白鳥則郎君は、1977年に東北大学大学院(博士課程)を修了し、東北大学において情報通信に関わる教育・研究に携わって来られました。更に定年後は早稲田大学、中央大学からお招きいただき当該分野の多数の博士・修士の俊英を育成し国内外で活躍中の人材を輩出しています。
学会活動に関しては、1)情報処理学会では研究会主査、理事、副会長、会長を務め功績賞、名誉会員に推挙されています。2)人工知能学会では理事として活動されました。3)電子情報通信学会では人工知能、情報ネットワーク、通信ソフトウェアなど情報通信とAIに関わる3つの研究会の委員長を歴任し、業績賞、功績賞、名誉員に推挙。4)欧州のIFIPでは、日本代表を務められました。5)米国のIEEEでは、新しいシステム概念としてAI秘書、共生コンピューティング、やわらかいネットワークを提唱すると共に、情報通信にAIを導入し高度な情報システムの開発へ向けた研究を先導するパイオニアとしてIEEE Fellow、更にLife Fellowに推挙されております。また、IEEE Sendai Section Chair とIEEE Japan‐Council Vice‐Chairを歴任されました。更に、東日本大震災の折には「IEEE HTC 2013 in 仙台」を開催し、IEEE 現会長、前会長、次期会長が出席されるなど、共同主催者の一人として成功に導かれました。
研究活動では、1990年代に新しい情報システムの基本概念として、近年のサイバーフィジカル、メタバースの先駆けとなる共生コンピューティングの考え方を提唱されました。
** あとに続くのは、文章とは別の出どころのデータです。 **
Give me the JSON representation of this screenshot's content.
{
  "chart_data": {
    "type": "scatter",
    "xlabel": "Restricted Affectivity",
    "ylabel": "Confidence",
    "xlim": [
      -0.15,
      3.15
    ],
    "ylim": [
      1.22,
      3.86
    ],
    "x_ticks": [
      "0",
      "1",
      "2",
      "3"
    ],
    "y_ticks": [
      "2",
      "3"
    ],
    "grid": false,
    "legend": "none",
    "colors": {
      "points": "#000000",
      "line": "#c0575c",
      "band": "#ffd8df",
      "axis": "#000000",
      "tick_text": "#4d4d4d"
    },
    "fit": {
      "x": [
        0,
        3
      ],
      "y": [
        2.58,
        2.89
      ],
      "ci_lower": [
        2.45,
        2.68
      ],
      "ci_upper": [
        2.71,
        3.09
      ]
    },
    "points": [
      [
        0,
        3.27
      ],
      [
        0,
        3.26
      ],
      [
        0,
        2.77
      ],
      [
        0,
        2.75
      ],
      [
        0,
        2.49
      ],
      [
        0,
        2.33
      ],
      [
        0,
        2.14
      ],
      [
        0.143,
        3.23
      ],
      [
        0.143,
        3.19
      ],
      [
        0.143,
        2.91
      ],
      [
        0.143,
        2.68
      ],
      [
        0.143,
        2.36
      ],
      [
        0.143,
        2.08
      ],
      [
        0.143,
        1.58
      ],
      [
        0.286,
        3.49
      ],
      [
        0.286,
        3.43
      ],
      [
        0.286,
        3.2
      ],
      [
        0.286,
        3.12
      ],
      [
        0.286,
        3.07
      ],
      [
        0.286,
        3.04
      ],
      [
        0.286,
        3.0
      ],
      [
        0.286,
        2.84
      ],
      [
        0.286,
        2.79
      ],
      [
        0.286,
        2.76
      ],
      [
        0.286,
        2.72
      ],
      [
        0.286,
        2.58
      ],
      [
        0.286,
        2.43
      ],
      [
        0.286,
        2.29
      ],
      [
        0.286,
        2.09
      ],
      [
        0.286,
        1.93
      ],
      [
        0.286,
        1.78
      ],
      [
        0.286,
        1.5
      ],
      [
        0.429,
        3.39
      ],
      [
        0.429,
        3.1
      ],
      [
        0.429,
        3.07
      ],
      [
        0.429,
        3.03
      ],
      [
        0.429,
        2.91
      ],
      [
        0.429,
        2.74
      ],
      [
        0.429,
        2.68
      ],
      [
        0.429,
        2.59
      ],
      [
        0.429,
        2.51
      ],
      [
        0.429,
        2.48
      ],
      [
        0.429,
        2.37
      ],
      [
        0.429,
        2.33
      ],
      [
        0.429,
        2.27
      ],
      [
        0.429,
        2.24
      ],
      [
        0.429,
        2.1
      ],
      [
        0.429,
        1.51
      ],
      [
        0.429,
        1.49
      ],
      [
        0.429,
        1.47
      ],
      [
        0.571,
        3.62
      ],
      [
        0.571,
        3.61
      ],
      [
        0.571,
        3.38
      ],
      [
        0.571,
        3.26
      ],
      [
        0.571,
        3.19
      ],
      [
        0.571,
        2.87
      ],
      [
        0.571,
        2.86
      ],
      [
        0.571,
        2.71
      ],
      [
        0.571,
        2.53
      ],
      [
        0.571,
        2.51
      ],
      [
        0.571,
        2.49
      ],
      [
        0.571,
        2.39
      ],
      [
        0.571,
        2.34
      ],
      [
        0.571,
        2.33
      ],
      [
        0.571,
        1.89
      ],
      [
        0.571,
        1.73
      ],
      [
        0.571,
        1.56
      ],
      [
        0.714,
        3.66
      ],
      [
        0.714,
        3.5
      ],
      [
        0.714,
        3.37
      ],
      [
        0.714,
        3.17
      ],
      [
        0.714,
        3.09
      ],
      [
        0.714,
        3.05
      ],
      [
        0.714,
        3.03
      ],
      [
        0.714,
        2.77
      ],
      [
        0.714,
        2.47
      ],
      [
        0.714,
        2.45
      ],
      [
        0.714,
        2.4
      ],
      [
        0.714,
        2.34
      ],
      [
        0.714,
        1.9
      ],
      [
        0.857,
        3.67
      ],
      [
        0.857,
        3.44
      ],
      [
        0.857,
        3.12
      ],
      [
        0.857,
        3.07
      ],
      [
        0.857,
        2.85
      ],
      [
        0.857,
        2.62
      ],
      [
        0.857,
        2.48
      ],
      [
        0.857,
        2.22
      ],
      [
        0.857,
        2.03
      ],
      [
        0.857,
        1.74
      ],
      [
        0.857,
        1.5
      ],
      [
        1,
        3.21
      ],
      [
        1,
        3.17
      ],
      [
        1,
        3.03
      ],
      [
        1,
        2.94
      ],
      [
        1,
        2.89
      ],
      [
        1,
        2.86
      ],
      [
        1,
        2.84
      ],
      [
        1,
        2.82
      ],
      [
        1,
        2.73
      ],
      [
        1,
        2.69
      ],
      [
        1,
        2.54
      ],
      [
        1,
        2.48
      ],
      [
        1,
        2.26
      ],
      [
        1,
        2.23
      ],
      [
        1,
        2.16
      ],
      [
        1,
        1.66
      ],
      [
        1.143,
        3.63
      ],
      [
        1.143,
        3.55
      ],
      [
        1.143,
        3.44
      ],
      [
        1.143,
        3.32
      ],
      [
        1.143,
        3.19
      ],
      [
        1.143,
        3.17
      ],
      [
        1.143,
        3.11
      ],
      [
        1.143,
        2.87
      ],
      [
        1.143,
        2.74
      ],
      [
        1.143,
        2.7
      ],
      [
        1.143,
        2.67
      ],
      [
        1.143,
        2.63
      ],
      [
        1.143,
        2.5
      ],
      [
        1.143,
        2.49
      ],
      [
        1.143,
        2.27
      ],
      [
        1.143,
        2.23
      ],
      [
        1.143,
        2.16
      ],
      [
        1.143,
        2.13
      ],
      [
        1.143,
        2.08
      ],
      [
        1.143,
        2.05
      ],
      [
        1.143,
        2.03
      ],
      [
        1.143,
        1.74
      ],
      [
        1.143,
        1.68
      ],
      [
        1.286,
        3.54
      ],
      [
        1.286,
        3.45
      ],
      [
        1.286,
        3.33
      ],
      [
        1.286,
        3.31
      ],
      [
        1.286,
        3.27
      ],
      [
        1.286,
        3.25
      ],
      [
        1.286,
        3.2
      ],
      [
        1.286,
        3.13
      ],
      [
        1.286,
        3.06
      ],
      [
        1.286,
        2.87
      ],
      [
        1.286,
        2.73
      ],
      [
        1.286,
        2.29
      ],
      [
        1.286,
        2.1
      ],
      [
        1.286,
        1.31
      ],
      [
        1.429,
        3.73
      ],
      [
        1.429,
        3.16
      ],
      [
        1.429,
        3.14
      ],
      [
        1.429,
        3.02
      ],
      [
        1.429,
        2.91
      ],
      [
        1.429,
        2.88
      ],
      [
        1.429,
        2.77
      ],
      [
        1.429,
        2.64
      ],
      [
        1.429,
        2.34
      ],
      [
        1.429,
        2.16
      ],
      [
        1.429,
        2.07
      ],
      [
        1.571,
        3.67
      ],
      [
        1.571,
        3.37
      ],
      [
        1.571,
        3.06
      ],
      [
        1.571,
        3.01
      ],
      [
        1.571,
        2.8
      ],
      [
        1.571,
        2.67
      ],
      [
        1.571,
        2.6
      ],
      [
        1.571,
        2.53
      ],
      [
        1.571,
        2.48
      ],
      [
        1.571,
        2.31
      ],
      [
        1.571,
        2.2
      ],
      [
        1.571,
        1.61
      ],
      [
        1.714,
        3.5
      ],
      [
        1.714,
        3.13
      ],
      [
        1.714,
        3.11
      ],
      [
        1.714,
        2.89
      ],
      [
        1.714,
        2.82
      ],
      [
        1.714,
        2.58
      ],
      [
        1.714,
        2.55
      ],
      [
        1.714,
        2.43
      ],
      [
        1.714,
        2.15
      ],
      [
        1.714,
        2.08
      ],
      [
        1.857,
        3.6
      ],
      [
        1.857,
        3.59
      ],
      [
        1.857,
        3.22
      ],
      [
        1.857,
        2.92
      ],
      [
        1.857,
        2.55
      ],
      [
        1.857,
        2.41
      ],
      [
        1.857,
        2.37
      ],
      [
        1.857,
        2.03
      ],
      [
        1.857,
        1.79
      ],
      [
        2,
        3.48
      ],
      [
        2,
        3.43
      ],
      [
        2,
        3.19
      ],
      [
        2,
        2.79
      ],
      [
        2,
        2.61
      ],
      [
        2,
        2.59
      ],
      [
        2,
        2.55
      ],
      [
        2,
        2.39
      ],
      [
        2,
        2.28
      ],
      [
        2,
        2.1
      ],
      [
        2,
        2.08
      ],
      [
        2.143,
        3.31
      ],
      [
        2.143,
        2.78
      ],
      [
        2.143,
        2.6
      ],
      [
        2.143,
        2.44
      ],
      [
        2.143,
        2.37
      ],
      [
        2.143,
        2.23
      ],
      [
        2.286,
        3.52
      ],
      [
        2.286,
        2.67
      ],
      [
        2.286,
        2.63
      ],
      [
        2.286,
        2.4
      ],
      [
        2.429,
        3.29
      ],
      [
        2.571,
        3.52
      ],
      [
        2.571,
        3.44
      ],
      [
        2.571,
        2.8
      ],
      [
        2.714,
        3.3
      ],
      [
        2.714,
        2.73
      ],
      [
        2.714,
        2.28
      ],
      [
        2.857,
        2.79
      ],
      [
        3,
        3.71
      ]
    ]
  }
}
つぎに、これらに基づいた研究を推進し、特に政府系の研究プロジェクトとして、1)総務省:栗原グリーンプロジェクト「人の暮らしと自然が共生するICTシステムを構築するための地域実証」、2)日本学術振興会:未来開拓プロジェクト「やわらかいネットワークアーキテクチャ:動的ネットワーキング」など6件の産学連携プロジェクトを、代表者として成功裏に推進しました。さらに、国際標準化機関IETFにおいて、2件のMobile IPv6に関する標準化にも成功されました。これらの成果は学術分野だけでなく、社会的に広く注目されテレビ、新聞にも取り上げられました。
教育については、情報通信の講義と大学院生の研究指導、更に高度な人材育成へ向けて、リベラルアーツを念頭に置いた教科書の編纂と執筆に注力され、「未来へつなぐデジタルシリーズ」(39巻、共立出版社)を企画・編集し既に大学、高専の教科書として利活用されております。大学院生の研究指導については、指導教授・主査として20年間に情報通信分野の博士63名(課程博士45名、社会人・論文博士18名)の俊英を育成されました。
以上のように、同君が、高度な情報技術の研究・発展と高度な人材育成に尽くした貢献は、誠に顕著であります。